Une de ses réflexion m'a fait tiquer. Mais peut-être avais-je mal entendu. Mal interprété. Un peu plus tard, pendant le repas, il a de nouveau fait une remarque allant dans le même sens. Le doute n'était plus permis: j'avais devant moi un antisémite comme je n'en avais jamais rencontré ailleurs que dans les livres, les documents ou les reportages.

Nous étions dans un restaurant Indien, L***, J*** et moi. J*** n'était pas prévu, à l'origine, mais L*** lui avait dit de se joindre à nous. Je le connaissais un peu puisque, quelques années plus tôt, je l'avais "pistonné" pour qu'il entre dans une société dans laquelle j'ai un temps sévi. J*** est de 10 ans plus jeune que L*** et que moi. Il a de l'humour, un regard décalé sur les choses et les gens et il connaît bien des domaines comme le cinéma, la photo, le rock et la bande dessinée.
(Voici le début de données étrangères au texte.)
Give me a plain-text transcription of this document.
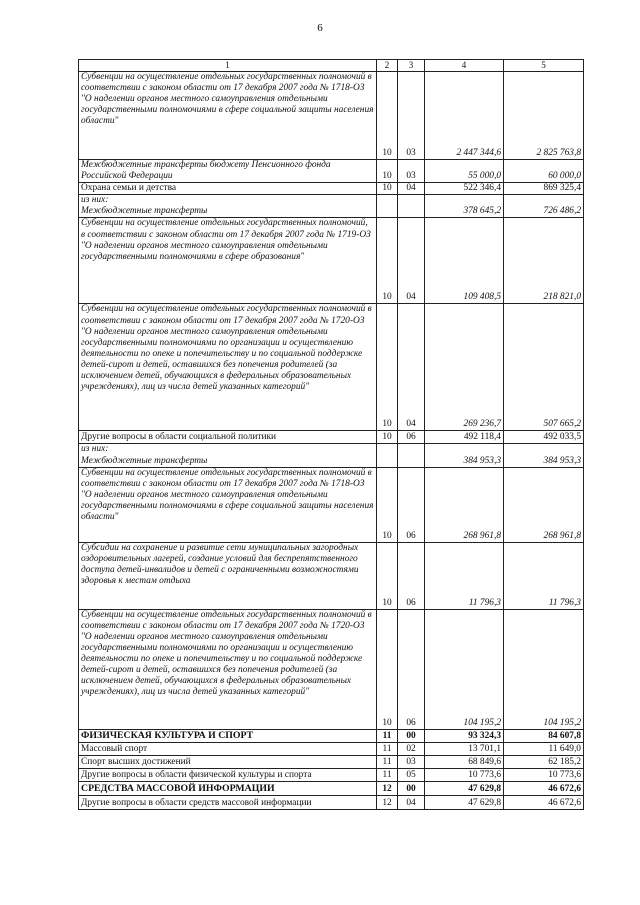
6
1	2	3	4	5
Субвенции на осуществление отдельных государственных полномочий в соответствии с законом области от 17 декабря 2007 года № 1718-ОЗ "О наделении органов местного самоуправления отдельными государственными полномочиями в сфере социальной защиты населения области"	10	03	2 447 344,6	2 825 763,8
Межбюджетные трансферты бюджету Пенсионного фонда Российской Федерации	10	03	55 000,0	60 000,0
Охрана семьи и детства	10	04	522 346,4	869 325,4
из них:
Межбюджетные трансферты			378 645,2	726 486,2
Субвенции на осуществление отдельных государственных полномочий, в соответствии с законом области от 17 декабря 2007 года № 1719-ОЗ "О наделении органов местного самоуправления отдельными государственными полномочиями в сфере образования"	10	04	109 408,5	218 821,0
Субвенции на осуществление отдельных государственных полномочий в соответствии с законом области от 17 декабря 2007 года № 1720-ОЗ "О наделении органов местного самоуправления отдельными государственными полномочиями по организации и осуществлению деятельности по опеке и попечительству и по социальной поддержке детей-сирот и детей, оставшихся без попечения родителей (за исключением детей, обучающихся в федеральных образовательных учреждениях), лиц из числа детей указанных категорий"	10	04	269 236,7	507 665,2
Другие вопросы в области социальной политики	10	06	492 118,4	492 033,5
из них:
Межбюджетные трансферты			384 953,3	384 953,3
Субвенции на осуществление отдельных государственных полномочий в соответствии с законом области от 17 декабря 2007 года № 1718-ОЗ "О наделении органов местного самоуправления отдельными государственными полномочиями в сфере социальной защиты населения области"	10	06	268 961,8	268 961,8
Субсидии на сохранение и развитие сети муниципальных загородных оздоровительных лагерей, создание условий для беспрепятственного доступа детей-инвалидов и детей с ограниченными возможностями здоровья к местам отдыха	10	06	11 796,3	11 796,3
Субвенции на осуществление отдельных государственных полномочий в соответствии с законом области от 17 декабря 2007 года № 1720-ОЗ "О наделении органов местного самоуправления отдельными государственными полномочиями по организации и осуществлению деятельности по опеке и попечительству и по социальной поддержке детей-сирот и детей, оставшихся без попечения родителей (за исключением детей, обучающихся в федеральных образовательных учреждениях), лиц из числа детей указанных категорий"	10	06	104 195,2	104 195,2
ФИЗИЧЕСКАЯ КУЛЬТУРА И СПОРТ	11	00	93 324,3	84 607,8
Массовый спорт	11	02	13 701,1	11 649,0
Спорт высших достижений	11	03	68 849,6	62 185,2
Другие вопросы в области физической культуры и спорта	11	05	10 773,6	10 773,6
СРЕДСТВА МАССОВОЙ ИНФОРМАЦИИ	12	00	47 629,8	46 672,6
Другие вопросы в области средств массовой информации	12	04	47 629,8	46 672,6
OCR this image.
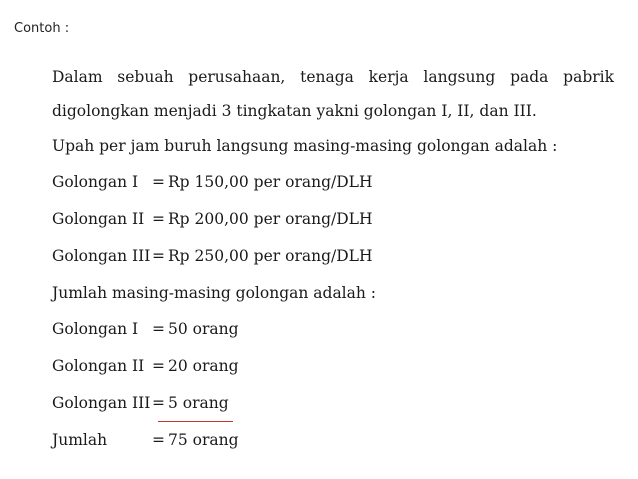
Contoh :

Dalam sebuah perusahaan, tenaga kerja langsung pada pabrik digolongkan menjadi 3 tingkatan yakni golongan I, II, dan III.

Upah per jam buruh langsung masing-masing golongan adalah :
Golongan I = Rp 150,00 per orang/DLH
Golongan II = Rp 200,00 per orang/DLH
Golongan III = Rp 250,00 per orang/DLH
Jumlah masing-masing golongan adalah :
Golongan I = 50 orang
Golongan II = 20 orang
Golongan III = 5 orang
Jumlah	= 75 orang
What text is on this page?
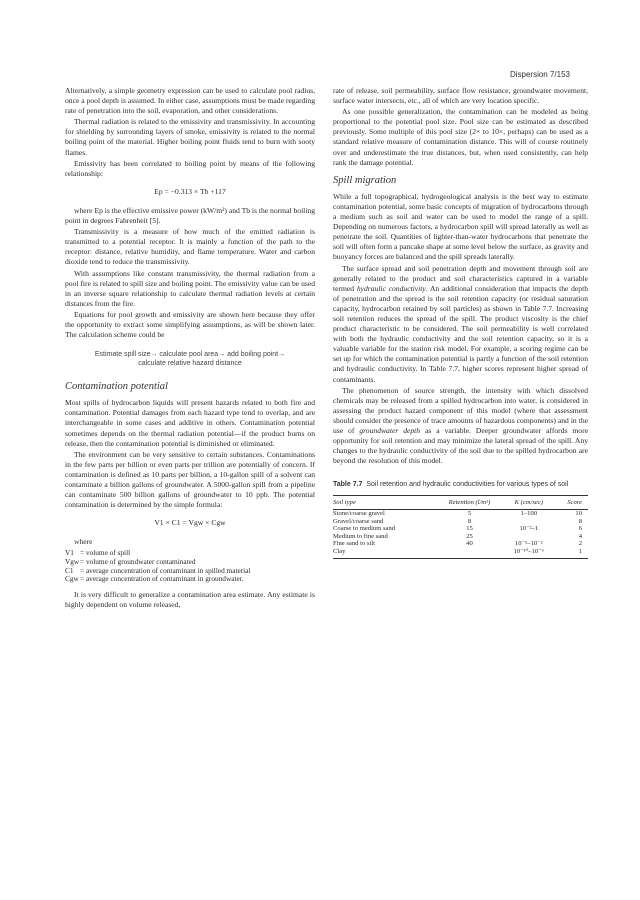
Dispersion 7/153

Alternatively, a simple geometry expression can be used to calculate pool radius, once a pool depth is assumed. In either case, assumptions must be made regarding rate of penetration into the soil, evaporation, and other considerations.

Thermal radiation is related to the emissivity and transmissivity. In accounting for shielding by surrounding layers of smoke, emissivity is related to the normal boiling point of the material. Higher boiling point fluids tend to burn with sooty flames.

Emissivity has been correlated to boiling point by means of the following relationship:

Ep = −0.313 × Tb +117

where Ep is the effective emissive power (kW/m²) and Tb is the normal boiling point in degrees Fahrenheit [5].

Transmissivity is a measure of how much of the emitted radiation is transmitted to a potential receptor. It is mainly a function of the path to the receptor: distance, relative humidity, and flame temperature. Water and carbon dioxide tend to reduce the transmissivity.

With assumptions like constant transmissivity, the thermal radiation from a pool fire is related to spill size and boiling point. The emissivity value can be used in an inverse square relationship to calculate thermal radiation levels at certain distances from the fire.

Equations for pool growth and emissivity are shown here because they offer the opportunity to extract some simplifying assumptions, as will be shown later. The calculation scheme could be

Estimate spill size→ calculate pool area→ add boiling point→
calculate relative hazard distance
Contamination potential

Most spills of hydrocarbon liquids will present hazards related to both fire and contamination. Potential damages from each hazard type tend to overlap, and are interchangeable in some cases and additive in others. Contamination potential sometimes depends on the thermal radiation potential—if the product burns on release, then the contamination potential is diminished or eliminated.

The environment can be very sensitive to certain substances. Contaminations in the few parts per billion or even parts per trillion are potentially of concern. If contamination is defined as 10 parts per billion, a 10-gallon spill of a solvent can contaminate a billion gallons of groundwater. A 5000-gallon spill from a pipeline can contaminate 500 billion gallons of groundwater to 10 ppb. The potential contamination is determined by the simple formula:

V1 × C1 = Vgw × Cgw
where
V1 = volume of spill
Vgw = volume of groundwater contaminated
C1 = average concentration of contaminant in spilled material
Cgw = average concentration of contaminant in groundwater.

It is very difficult to generalize a contamination area estimate. Any estimate is highly dependent on volume released,

rate of release, soil permeability, surface flow resistance, groundwater movement, surface water intersects, etc., all of which are very location specific.

As one possible generalization, the contamination can be modeled as being proportional to the potential pool size. Pool size can be estimated as described previously. Some multiple of this pool size (2× to 10×, perhaps) can be used as a standard relative measure of contamination distance. This will of course routinely over and underestimate the true distances, but, when used consistently, can help rank the damage potential.

Spill migration

While a full topographical, hydrogeological analysis is the best way to estimate contamination potential, some basic concepts of migration of hydrocarbons through a medium such as soil and water can be used to model the range of a spill. Depending on numerous factors, a hydrocarbon spill will spread laterally as well as penetrate the soil. Quantities of lighter-than-water hydrocarbons that penetrate the soil will often form a pancake shape at some level below the surface, as gravity and buoyancy forces are balanced and the spill spreads laterally.

The surface spread and soil penetration depth and movement through soil are generally related to the product and soil characteristics captured in a variable termed hydraulic conductivity. An additional consideration that impacts the depth of penetration and the spread is the soil retention capacity (or residual saturation capacity, hydrocarbon retained by soil particles) as shown in Table 7.7. Increasing soil retention reduces the spread of the spill. The product viscosity is the chief product characteristic to be considered. The soil permeability is well correlated with both the hydraulic conductivity and the soil retention capacity, so it is a valuable variable for the station risk model. For example, a scoring regime can be set up for which the contamination potential is partly a function of the soil retention and hydraulic conductivity. In Table 7.7, higher scores represent higher spread of contaminants.

The phenomenon of source strength, the intensity with which dissolved chemicals may be released from a spilled hydrocarbon into water, is considered in assessing the product hazard component of this model (where that assessment should consider the presence of trace amounts of hazardous components) and in the use of groundwater depth as a variable. Deeper groundwater affords more opportunity for soil retention and may minimize the lateral spread of the spill. Any changes to the hydraulic conductivity of the soil due to the spilled hydrocarbon are beyond the resolution of this model.

Table 7.7 Soil retention and hydraulic conductivities for various types of soil
Soil type	Retention (l/m³)	K (cm/sec)	Score
Stone/coarse gravel	5	1–100	10
Gravel/coarse sand	8		8
Coarse to medium sand	15	10⁻²–1	6
Medium to fine sand	25		4
Fine sand to silt	40	10⁻⁵–10⁻²	2
Clay		10⁻¹⁰–10⁻⁶	1
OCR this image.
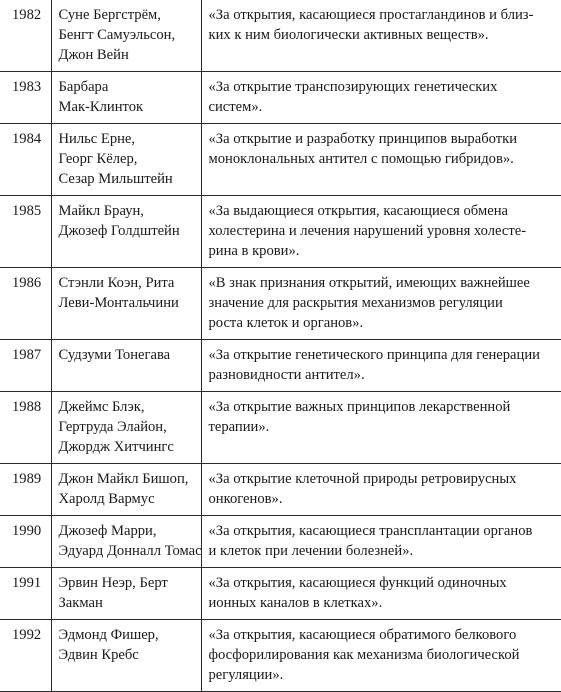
1982	Суне Бергстрём,
Бенгт Самуэльсон,
Джон Вейн	«За открытия, касающиеся простагландинов и близ-
ких к ним биологически активных веществ».

1983	Барбара
Мак-Клинток	«За открытие транспозирующих генетических
систем».

1984	Нильс Ерне,
Георг Кёлер,
Сезар Мильштейн	«За открытие и разработку принципов выработки
моноклональных антител с помощью гибридов».

1985	Майкл Браун,
Джозеф Голдштейн	«За выдающиеся открытия, касающиеся обмена
холестерина и лечения нарушений уровня холесте-
рина в крови».

1986	Стэнли Коэн, Рита
Леви-Монтальчини	«В знак признания открытий, имеющих важнейшее
значение для раскрытия механизмов регуляции
роста клеток и органов».

1987	Судзуми Тонегава	«За открытие генетического принципа для генерации
разновидности антител».

1988	Джеймс Блэк,
Гертруда Элайон,
Джордж Хитчингс	«За открытие важных принципов лекарственной
терапии».

1989	Джон Майкл Бишоп,
Харолд Вармус	«За открытие клеточной природы ретровирусных
онкогенов».

1990	Джозеф Марри,
Эдуард Донналл Томас	«За открытия, касающиеся трансплантации органов
и клеток при лечении болезней».

1991	Эрвин Неэр, Берт
Закман	«За открытия, касающиеся функций одиночных
ионных каналов в клетках».

1992	Эдмонд Фишер,
Эдвин Кребс	«За открытия, касающиеся обратимого белкового
фосфорилирования как механизма биологической
регуляции».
Dès les entrées il fit cette remarque qui m'intrigua, suivie peu après d'une autre pour laquelle le doute n'est pas permis. Ne voulant pas d'esclandre je feignis de ne pas comprendre ses allusions mais il revint sur ce sujet comme s'il s’agissait d'une obsession.

Tout le conduisait à elle: l'affaire Dreyfus, sujet du film de Roman Polanski dont nous parlâmes, la judéité de Drucker dont il parla à propos d'affiches géantes qu'il avait vues dans le métro parisien et qui faisait appel  à la générosité pour des dons à des associations juives (c'est ce qu'il dit) et à une autre occasion dont j'ai oublié le prétexte.

L*** s'aperçut du malaise et, au lieu de changer de sujet, en remit une couche.  Je me tins à ma décision première: pas de scandale, pas de bruit, pas de réponse.

Le repas terminé nous allâmes prendre le café chez L*** et il n'y eut plu d'incident.

En fin d'après midi j'envoyai à L*** un SMS qui commençait ainsi: "un peu antisémite sur les bords le J***" la réponse de L*** était libellée comme suit: "Oui mais il a bon fond".

Dans une autre vie j'avais un beau-frère raciste et antisémite mais il était très con et ça allait avec le personnage. Aujourd'hui c'est différent et j'ai été surpris.